Monday 10 September 2012

Stoked On Life

Why did I ever leave?

Saturday 8 September 2012

Pedro Pinto and Me

Subsequent to a succession of several strokes of fortune, on Monday I have been invited to shadow CNN's chief sports anchor and all-round nice guy, Pedro Pinto, a viral sensation for this, and already famous for having made Roger Federer cry like a girl, as he researches, writes, presents, and interviews Ali Al-Habsi. The Wigan goalkeeper is notable not only by virtue of hailing from Oman, but also for being one of the Premier League's most consistent, unsung, and consistently unsung goalkeepers. If I'm afforded the opportunity however, do not fear, dear reader, I'll lambast him for touching Adam Lallana's 25 yard wonder-strike onto the crossbar in Saints' loss two-weeks ago. That would have changed the whole complexion of the game.

Default

We called it: Stanley Donwood's revival of the London Views linocut technique for his recent artwork, entitled Lost Angeles, comes to the fore of the first official video from Thom Yorke's Atoms for Peace. Six years ago, just as The Eraser channeled haunted tones and stretched electro chords on the website before the full release, Default, the first single warmly welcomes aficionados into the A4P club.
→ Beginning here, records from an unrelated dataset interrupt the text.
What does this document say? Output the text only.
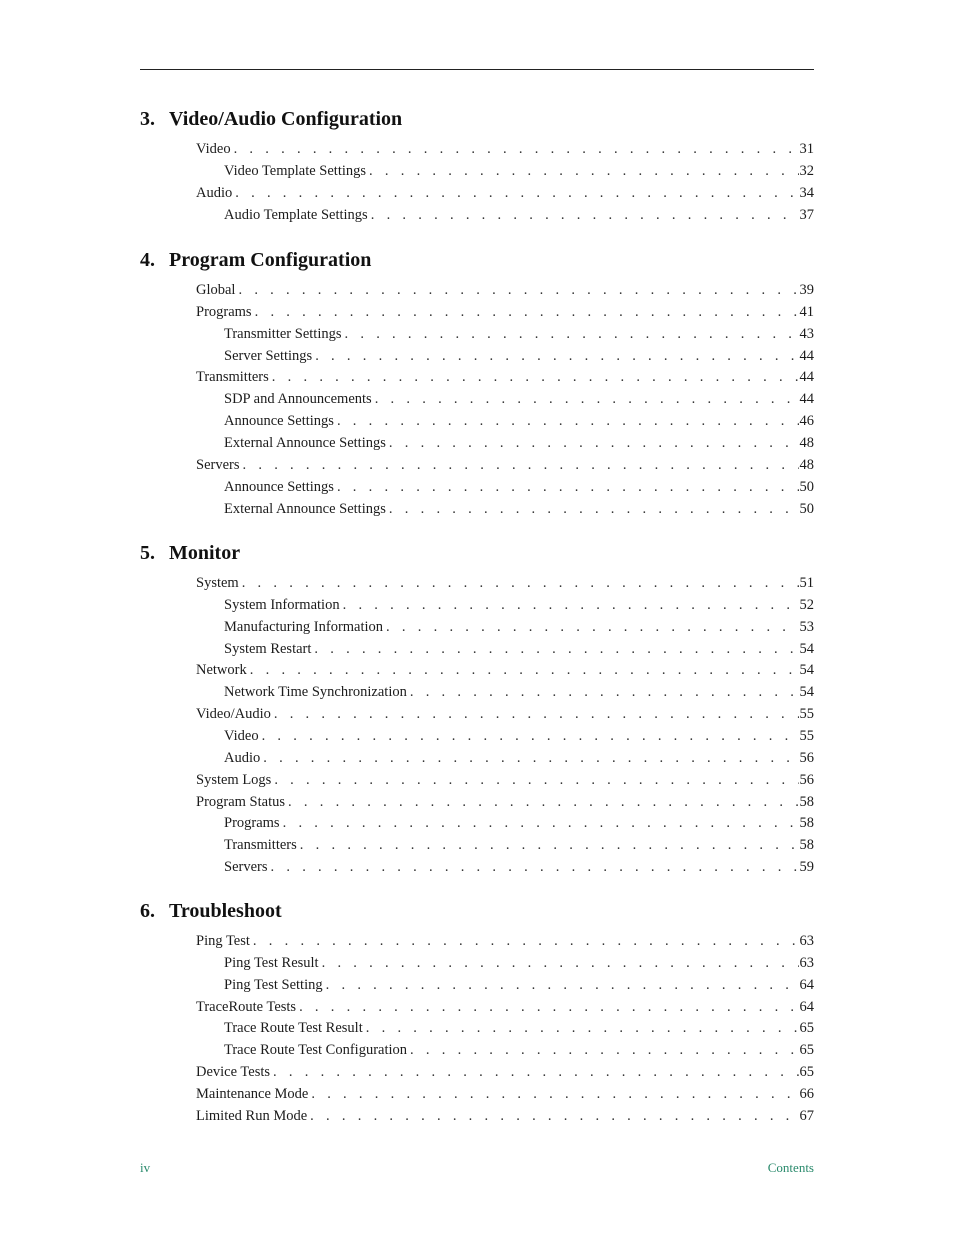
3. Video/Audio Configuration
Video . . .	31
Video Template Settings . . .	32
Audio . . .	34
Audio Template Settings . . .	37
4. Program Configuration
Global . . .	39
Programs . . .	41
Transmitter Settings . . .	43
Server Settings . . .	44
Transmitters . . .	44
SDP and Announcements . . .	44
Announce Settings . . .	46
External Announce Settings . . .	48
Servers . . .	48
Announce Settings . . .	50
External Announce Settings . . .	50
5. Monitor
System . . .	51
System Information . . .	52
Manufacturing Information . . .	53
System Restart . . .	54
Network . . .	54
Network Time Synchronization . . .	54
Video/Audio . . .	55
Video . . .	55
Audio . . .	56
System Logs . . .	56
Program Status . . .	58
Programs . . .	58
Transmitters . . .	58
Servers . . .	59
6. Troubleshoot
Ping Test . . .	63
Ping Test Result . . .	63
Ping Test Setting . . .	64
TraceRoute Tests . . .	64
Trace Route Test Result . . .	65
Trace Route Test Configuration . . .	65
Device Tests . . .	65
Maintenance Mode . . .	66
Limited Run Mode . . .	67
iv	Contents
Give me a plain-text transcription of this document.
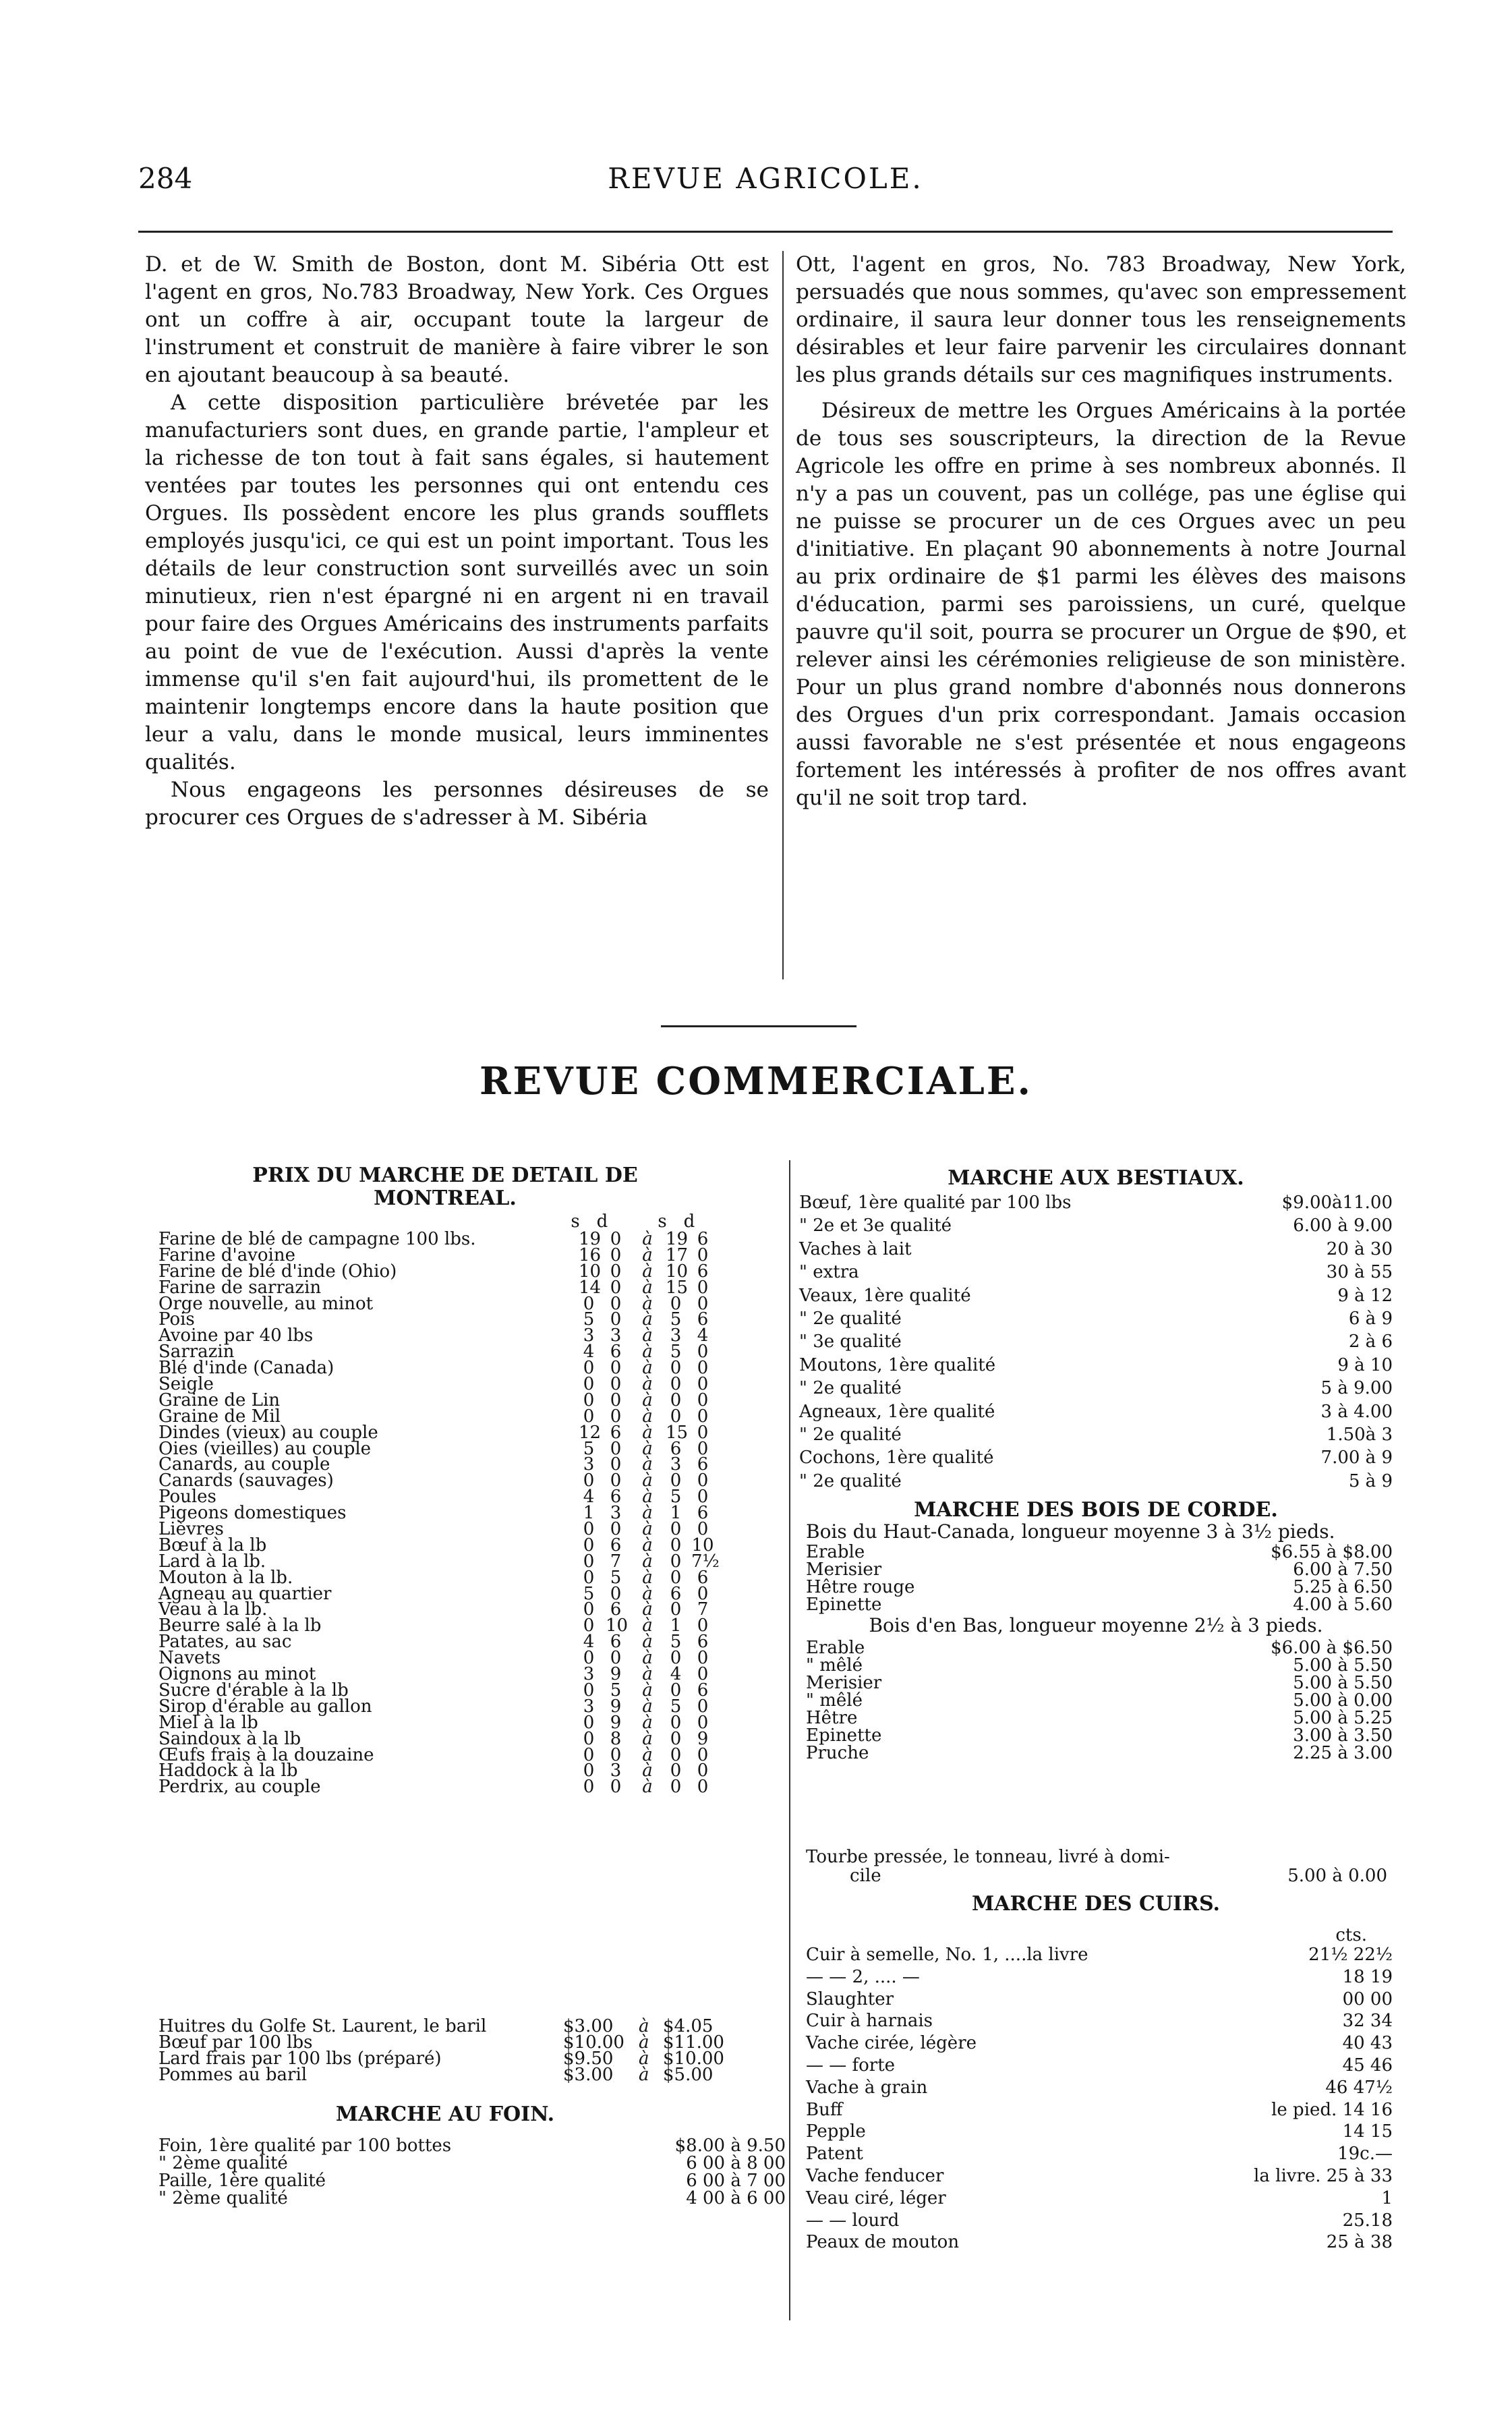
284	REVUE AGRICOLE.

D. et de W. Smith de Boston, dont M. Sibéria Ott est l'agent en gros, No.783 Broadway, New York. Ces Orgues ont un coffre à air, occupant toute la largeur de l'instrument et construit de manière à faire vibrer le son en ajoutant beaucoup à sa beauté.

A cette disposition particulière brévetée par les manufacturiers sont dues, en grande partie, l'ampleur et la richesse de ton tout à fait sans égales, si hautement ventées par toutes les personnes qui ont entendu ces Orgues. Ils possèdent encore les plus grands soufflets employés jusqu'ici, ce qui est un point important. Tous les détails de leur construction sont surveillés avec un soin minutieux, rien n'est épargné ni en argent ni en travail pour faire des Orgues Américains des instruments parfaits au point de vue de l'exécution. Aussi d'après la vente immense qu'il s'en fait aujourd'hui, ils promettent de le maintenir longtemps encore dans la haute position que leur a valu, dans le monde musical, leurs imminentes qualités.

Nous engageons les personnes désireuses de se procurer ces Orgues de s'adresser à M. Sibéria

Ott, l'agent en gros, No. 783 Broadway, New York, persuadés que nous sommes, qu'avec son empressement ordinaire, il saura leur donner tous les renseignements désirables et leur faire parvenir les circulaires donnant les plus grands détails sur ces magnifiques instruments.

Désireux de mettre les Orgues Américains à la portée de tous ses souscripteurs, la direction de la Revue Agricole les offre en prime à ses nombreux abonnés. Il n'y a pas un couvent, pas un collége, pas une église qui ne puisse se procurer un de ces Orgues avec un peu d'initiative. En plaçant 90 abonnements à notre Journal au prix ordinaire de $1 parmi les élèves des maisons d'éducation, parmi ses paroissiens, un curé, quelque pauvre qu'il soit, pourra se procurer un Orgue de $90, et relever ainsi les cérémonies religieuse de son ministère. Pour un plus grand nombre d'abonnés nous donnerons des Orgues d'un prix correspondant. Jamais occasion aussi favorable ne s'est présentée et nous engageons fortement les intéressés à profiter de nos offres avant qu'il ne soit trop tard.

REVUE COMMERCIALE.
PRIX DU MARCHE DE DETAIL DE MONTREAL.
s d	s d
Farine de blé de campagne 100 lbs.	19 0 à 19 6
Farine d'avoine	16 0 à 17 0
Farine de blé d'inde (Ohio)	10 0 à 10 6
Farine de sarrazin	14 0 à 15 0
Orge nouvelle, au minot	0 0 à 0 0
Pois	5 0 à 5 6
Avoine par 40 lbs	3 3 à 3 4
Sarrazin	4 6 à 5 0
Blé d'inde (Canada)	0 0 à 0 0
Seigle	0 0 à 0 0
Graine de Lin	0 0 à 0 0
Graine de Mil	0 0 à 0 0
Dindes (vieux) au couple	12 6 à 15 0
Oies (vieilles) au couple	5 0 à 6 0
Canards, au couple	3 0 à 3 6
Canards (sauvages)	0 0 à 0 0
Poules	4 6 à 5 0
Pigeons domestiques	1 3 à 1 6
Lièvres	0 0 à 0 0
Bœuf à la lb	0 6 à 0 10
Lard à la lb.	0 7 à 0 7½
Mouton à la lb.	0 5 à 0 6
Agneau au quartier	5 0 à 6 0
Veau à la lb.	0 6 à 0 7
Beurre salé à la lb	0 10 à 1 0
Patates, au sac	4 6 à 5 6
Navets	0 0 à 0 0
Oignons au minot	3 9 à 4 0
Sucre d'érable à la lb	0 5 à 0 6
Sirop d'érable au gallon	3 9 à 5 0
Miel à la lb	0 9 à 0 0
Saindoux à la lb	0 8 à 0 9
Œufs frais à la douzaine	0 0 à 0 0
Haddock à la lb	0 3 à 0 0
Perdrix, au couple	0 0 à 0 0
Huitres du Golfe St. Laurent, le baril	$3.00 à $4.05
Bœuf par 100 lbs	$10.00 à $11.00
Lard frais par 100 lbs (préparé)	$9.50 à $10.00
Pommes au baril	$3.00 à $5.00
MARCHE AU FOIN.
Foin, 1ère qualité par 100 bottes	$8.00 à 9.50
" 2ème qualité	6 00 à 8 00
Paille, 1ère qualité	6 00 à 7 00
" 2ème qualité	4 00 à 6 00
MARCHE AUX BESTIAUX.
Bœuf, 1ère qualité par 100 lbs	$9.00à11.00
" 2e et 3e qualité	6.00 à 9.00
Vaches à lait	20 à 30
" extra	30 à 55
Veaux, 1ère qualité	9 à 12
" 2e qualité	6 à 9
" 3e qualité	2 à 6
Moutons, 1ère qualité	9 à 10
" 2e qualité	5 à 9.00
Agneaux, 1ère qualité	3 à 4.00
" 2e qualité	1.50à 3
Cochons, 1ère qualité	7.00 à 9
" 2e qualité	5 à 9
MARCHE DES BOIS DE CORDE.
Bois du Haut-Canada, longueur moyenne 3 à 3½ pieds.
Erable	$6.55 à $8.00
Merisier	6.00 à 7.50
Hêtre rouge	5.25 à 6.50
Epinette	4.00 à 5.60
Bois d'en Bas, longueur moyenne 2½ à 3 pieds.
Erable	$6.00 à $6.50
" mêlé	5.00 à 5.50
Merisier	5.00 à 5.50
" mêlé	5.00 à 0.00
Hêtre	5.00 à 5.25
Epinette	3.00 à 3.50
Pruche	2.25 à 3.00
Tourbe pressée, le tonneau, livré à domi-
cile	5.00 à 0.00
MARCHE DES CUIRS.
cts.
Cuir à semelle, No. 1, ....la livre	21½ 22½
— — 2, .... —	18 19
Slaughter	00 00
Cuir à harnais	32 34
Vache cirée, légère	40 43
— — forte	45 46
Vache à grain	46 47½
Buff	le pied. 14 16
Pepple	14 15
Patent	19c.—
Vache fenducer	la livre. 25 à 33
Veau ciré, léger	1
— — lourd	25.18
Peaux de mouton	25 à 38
Having seen them in Santa Barbara two years ago, proudly witnessing and admiring the chemistry of a Yorke-led-super-group, many of us have been excited about this for a long time. Now it comes. The video is underwhelming but the track is not.

Thursday 6 September 2012

Afterlife

My dear friend, JP develops an argument about faith, pertaining to the (non)existence of god in the following way: my brother has studied civil engineering and can therefore analyse the specs of a bridge and conclude that the bridge will stand; while I have studied philosophy and can likewise look at the evidence and conclude that there is no god. Neat. Similarly, we may conclude that there is no afterlife (which almost came out as afterlie) in the following way:
The proof that there is no afterlife is that Christopher Hitchens is not sending us columns, essays, books, perversities, aperçus and polemics from it.
~ Henry Allen 31.8.2012.

UPDATE: The man himself (not the Hitch) has outfleshed things for us in the comments to this post. Go there.

The World's Local Wank

A broken hand and nigh-on four thousand rubs later, Thom and I returned from our holiday (!) in Marbs last night. Fortunately, the blaze went too hard too early and cashed all its chips after a day or so. It was a stint of many lessons, none of which are suitable for broadcast, suffice to say (what an awful expression) that questionable women and fraud departments don't really gel.